Monday, December 23, 2013

A Note to Some of My Argumentative Friends.

This comes up so often that I've decided to just write a blog post so I can link to it when necessary. In a moment you may see why that's ironic.

I'm a bit opinionated and stubborn. However, it's well within my power to make changes to my beliefs based on reflection and debate. One of those major changes was to drop my Republican political party affiliation and formally identify with the Libertarians, as I came to realize that certain of the Republican party planks were not Constitutional (though this says nothing about my personal religious beliefs).

It's honest and open debate that makes the difference, and that means people airing some sincere disagreements. That doesn't mean we have to "hate" each other, or that we're "enemies" or "opponents". I truly believe that nobody gets into politics because they have an earnest desire to ruin the nation. We have different ideas about how to get things done and make things better. However, I do believe that some of those ideas, through lack of foresight and unintended consequences, or misplaced values, do have the effect of ruining the nation.

That's why we debate. We air those differences, talk them through, and respond to notable problems that we point out in each other's positions. It's important, though... vitally important... that for such a discussion to mean something there has to be a living mind behind those positions. There cannot be a debate between two recordings.

The Problem:

I've noticed a growing tendency in modern communication (on Usenet, various forums, and Facebook) to "argue" by means of links. I'm not talking about posting a link for comment... starting a conversation by saying, "Hey, did you guys see this?" I'm talking about reading an opinion by a live person that you're supposedly "conversing" with and responding by throwing a link at them, as if that's your response. Apparently you may believe that this brings gravitas to "your" rebuttal. That whatever (hopefully) famous or notable person you've cribbed is "there by your side, taking your part".

They're not.

Or perhaps you simply think that they've expressed your own opinion better than you could have... that somewhere in a 40-minute clip of Bill Maher, or a 5-page article from the Mother Earth News there's a point that's exactly the point you want to make, and that if only I'd watch it or read it then I'd see the light and repent of my wicked ways.

I won't.

Here's why:

I'm not there to argue with Bill Maher or Rush Limbaugh... their arguments are often severely flawed: not only the arguments of these particular individuals, but most pundits in general. They are almost invariably "playing politics" as a team sport,  and their arguments are consequently so twisted as to be no contribution at all to a debate based on actual issues. It's too "important" to them that the other side not gain control. So they exaggerate, oversimplify, appeal to emotion, and otherwise use whatever logical fallacies are at hand that they believe to be effective in influencing opinion.  But they're not making valid arguments. It's only when they stop broadcasting opinions and start sharing with someone who can immediately catch out the fallacies that they become interesting. This is why it's so entertaining when Jon Stewart and Bill O'Reilly or Penn Jillette and Glenn Beck meet face-to-face.

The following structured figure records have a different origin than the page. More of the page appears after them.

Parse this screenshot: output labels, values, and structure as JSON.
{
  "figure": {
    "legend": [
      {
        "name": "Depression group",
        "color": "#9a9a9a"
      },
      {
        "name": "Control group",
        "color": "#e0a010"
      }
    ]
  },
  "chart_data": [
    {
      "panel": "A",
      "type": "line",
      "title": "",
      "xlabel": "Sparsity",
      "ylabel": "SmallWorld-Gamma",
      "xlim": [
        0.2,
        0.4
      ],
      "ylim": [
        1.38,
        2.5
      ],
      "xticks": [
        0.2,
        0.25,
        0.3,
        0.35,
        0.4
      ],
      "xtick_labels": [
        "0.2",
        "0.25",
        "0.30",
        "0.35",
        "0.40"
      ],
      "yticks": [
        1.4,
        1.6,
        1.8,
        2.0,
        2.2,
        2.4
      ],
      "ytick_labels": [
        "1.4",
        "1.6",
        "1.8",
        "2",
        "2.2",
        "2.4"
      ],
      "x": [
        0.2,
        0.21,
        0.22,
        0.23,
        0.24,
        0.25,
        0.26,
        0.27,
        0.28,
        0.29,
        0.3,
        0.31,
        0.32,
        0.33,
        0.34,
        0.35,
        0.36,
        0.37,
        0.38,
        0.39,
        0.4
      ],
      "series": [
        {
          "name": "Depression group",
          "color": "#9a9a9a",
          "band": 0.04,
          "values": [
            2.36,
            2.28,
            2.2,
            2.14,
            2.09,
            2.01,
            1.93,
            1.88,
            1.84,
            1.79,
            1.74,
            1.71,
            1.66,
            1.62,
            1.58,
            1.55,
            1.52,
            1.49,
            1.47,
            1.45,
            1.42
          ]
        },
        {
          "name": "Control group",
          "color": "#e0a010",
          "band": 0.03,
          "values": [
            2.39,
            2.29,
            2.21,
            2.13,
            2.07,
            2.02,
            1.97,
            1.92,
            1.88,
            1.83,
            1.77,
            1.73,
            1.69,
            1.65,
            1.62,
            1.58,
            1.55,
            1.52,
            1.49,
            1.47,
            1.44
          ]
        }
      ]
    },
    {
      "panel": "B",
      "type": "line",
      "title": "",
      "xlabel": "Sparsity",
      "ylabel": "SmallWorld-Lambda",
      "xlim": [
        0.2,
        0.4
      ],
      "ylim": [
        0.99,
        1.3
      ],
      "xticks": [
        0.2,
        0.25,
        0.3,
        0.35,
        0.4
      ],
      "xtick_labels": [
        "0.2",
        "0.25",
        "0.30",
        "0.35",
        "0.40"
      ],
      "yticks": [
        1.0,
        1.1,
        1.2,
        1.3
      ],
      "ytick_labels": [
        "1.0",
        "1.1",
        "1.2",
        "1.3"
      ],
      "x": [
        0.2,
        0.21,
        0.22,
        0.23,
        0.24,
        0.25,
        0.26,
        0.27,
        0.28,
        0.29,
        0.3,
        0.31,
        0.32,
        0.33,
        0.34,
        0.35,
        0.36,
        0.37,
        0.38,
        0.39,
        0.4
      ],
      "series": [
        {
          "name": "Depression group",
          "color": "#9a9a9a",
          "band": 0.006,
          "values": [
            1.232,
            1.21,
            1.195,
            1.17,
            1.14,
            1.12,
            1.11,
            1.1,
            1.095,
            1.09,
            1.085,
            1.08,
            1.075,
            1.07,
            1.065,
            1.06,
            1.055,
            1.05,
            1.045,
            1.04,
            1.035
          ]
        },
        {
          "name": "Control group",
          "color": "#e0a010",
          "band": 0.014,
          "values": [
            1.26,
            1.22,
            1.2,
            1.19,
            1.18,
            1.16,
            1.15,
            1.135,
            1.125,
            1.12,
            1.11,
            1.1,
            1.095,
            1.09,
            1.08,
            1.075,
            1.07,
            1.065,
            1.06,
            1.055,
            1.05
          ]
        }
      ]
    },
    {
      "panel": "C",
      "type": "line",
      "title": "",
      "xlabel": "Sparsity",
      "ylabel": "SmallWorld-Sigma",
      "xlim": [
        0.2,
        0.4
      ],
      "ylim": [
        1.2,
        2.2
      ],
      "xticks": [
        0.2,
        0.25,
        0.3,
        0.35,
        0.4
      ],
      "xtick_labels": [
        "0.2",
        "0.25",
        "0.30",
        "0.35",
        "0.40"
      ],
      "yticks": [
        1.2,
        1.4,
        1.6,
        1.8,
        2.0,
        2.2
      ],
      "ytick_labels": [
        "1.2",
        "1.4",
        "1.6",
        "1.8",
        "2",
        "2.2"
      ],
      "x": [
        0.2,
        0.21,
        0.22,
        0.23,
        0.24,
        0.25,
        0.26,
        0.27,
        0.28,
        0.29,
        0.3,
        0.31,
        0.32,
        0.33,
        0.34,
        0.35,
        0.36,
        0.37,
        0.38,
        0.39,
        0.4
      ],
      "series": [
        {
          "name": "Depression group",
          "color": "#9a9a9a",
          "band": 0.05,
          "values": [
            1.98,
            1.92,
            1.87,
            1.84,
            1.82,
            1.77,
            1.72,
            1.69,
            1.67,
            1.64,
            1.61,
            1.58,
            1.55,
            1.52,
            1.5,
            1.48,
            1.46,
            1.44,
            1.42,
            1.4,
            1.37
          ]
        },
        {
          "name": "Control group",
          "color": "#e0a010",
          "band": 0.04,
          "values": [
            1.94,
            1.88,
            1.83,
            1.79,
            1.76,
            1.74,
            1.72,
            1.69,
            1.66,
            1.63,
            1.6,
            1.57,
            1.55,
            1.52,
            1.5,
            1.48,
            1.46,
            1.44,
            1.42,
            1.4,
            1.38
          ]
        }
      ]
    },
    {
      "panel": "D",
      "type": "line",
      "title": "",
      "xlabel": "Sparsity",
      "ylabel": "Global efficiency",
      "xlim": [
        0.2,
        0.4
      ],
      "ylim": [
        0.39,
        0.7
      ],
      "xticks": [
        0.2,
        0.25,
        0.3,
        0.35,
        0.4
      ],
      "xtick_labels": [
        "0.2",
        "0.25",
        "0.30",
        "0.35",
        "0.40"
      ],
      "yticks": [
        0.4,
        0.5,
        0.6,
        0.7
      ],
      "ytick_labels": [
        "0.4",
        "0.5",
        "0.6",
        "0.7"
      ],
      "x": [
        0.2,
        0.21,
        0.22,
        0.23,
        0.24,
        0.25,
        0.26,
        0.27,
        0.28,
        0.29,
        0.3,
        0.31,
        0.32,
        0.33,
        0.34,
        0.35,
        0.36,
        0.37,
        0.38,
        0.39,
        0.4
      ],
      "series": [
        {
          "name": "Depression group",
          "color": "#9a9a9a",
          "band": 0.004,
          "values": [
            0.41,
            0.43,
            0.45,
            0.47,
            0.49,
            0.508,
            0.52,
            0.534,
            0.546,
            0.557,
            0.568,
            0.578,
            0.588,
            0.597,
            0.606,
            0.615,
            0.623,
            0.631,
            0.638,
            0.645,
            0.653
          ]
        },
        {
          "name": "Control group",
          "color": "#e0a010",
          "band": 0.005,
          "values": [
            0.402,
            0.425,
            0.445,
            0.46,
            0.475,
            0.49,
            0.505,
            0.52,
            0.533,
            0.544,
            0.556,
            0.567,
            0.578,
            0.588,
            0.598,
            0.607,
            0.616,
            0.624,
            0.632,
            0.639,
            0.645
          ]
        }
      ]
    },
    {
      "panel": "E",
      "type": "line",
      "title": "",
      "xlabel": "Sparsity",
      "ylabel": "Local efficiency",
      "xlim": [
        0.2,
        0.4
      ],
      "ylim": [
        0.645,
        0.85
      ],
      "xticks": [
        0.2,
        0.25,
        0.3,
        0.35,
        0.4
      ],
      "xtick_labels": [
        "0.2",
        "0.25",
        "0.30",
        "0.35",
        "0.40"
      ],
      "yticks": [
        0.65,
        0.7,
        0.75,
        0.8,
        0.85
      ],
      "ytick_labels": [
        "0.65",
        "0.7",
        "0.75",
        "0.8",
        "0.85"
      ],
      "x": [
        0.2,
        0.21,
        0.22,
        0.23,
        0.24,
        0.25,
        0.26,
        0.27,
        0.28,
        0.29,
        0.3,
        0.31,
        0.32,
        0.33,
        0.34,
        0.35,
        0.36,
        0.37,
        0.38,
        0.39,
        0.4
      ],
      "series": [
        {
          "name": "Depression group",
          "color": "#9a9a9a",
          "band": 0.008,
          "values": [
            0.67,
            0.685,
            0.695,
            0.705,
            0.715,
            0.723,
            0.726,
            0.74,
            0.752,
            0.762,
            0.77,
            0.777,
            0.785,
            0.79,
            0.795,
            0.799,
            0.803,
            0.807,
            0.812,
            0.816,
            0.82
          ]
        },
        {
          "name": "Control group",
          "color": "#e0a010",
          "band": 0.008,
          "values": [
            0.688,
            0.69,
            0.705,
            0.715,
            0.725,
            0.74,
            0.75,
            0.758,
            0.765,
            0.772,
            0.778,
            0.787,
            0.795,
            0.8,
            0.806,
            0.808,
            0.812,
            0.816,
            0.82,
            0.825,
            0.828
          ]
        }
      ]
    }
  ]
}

I am so sick of pointing that out that I simply don't do it much any more.

You see, when you just toss in a link to an article without any explanation or context on how it supports your point, what you're communicating to me is that you have no point, so you're substituting this other guy's instead. This immediately makes you the least interesting person in the room.

At that point there's no need to respond or give a fig about your opinion.... you don't have one. I do. If I want to argue with Joe Blogger or whoever you linked me to, I'll do it on their site and argue with them about their opinions. But you...? You just bowed out of the conversation. You've announced that you have no skill in the liberal arts of rhetoric or logic. You're the least interesting person in the room. You didn't make a point, you didn't convince anybody, you didn't do a thing but tell us of your lack of use.

The other reason is that quite frankly I've probably seen that opinion already. And I've been thinking about and arguing my positions for about 40 years now, long enough to not be intimidated by the fact that some dude on a TV show said something. He's just a dude on a TV show. I'm not talking to him, I'm talking to you.

The Caveat:

I'm not talking about situations where you point to actual factual evidence of something. If I claim the price of widgets is skyrocketing, and you've got a link to Widgets Magazine that refutes it, that's evidence, not someone else's opinion. Use it. If there's a breaking news article that materially changes the facts of the case we're arguing, use it.

I'm not talking about your own blog posts, or links to previous comments where you've already addressed a point. If that's still your opinion, use it. A lot of times an answer is way too complicated and I'll move it here for formatting and space, for instance. You can do that... it's still your opinion.

I'm not talking about an appeal to authority that legitimately bolsters your opinion where you put that in context and point out the purpose of the link. For instance, "I'm not alone in thinking the Trask Act is unconstitutional. Professor X of the Xavier Institute has made a study of it, and has reached the same conclusion. Here's his report: [link]." or simply, "Dan Blogger argues my point better than I could:"

I am talking about just chucking links in as if they were responses. That's pretty much the same as not contributing.

So there's my advice, which -- if you follow it -- will make you a lot more effective in any online forum. If you'd rather not, then OK. Maybe you like being the least interesting person in the room.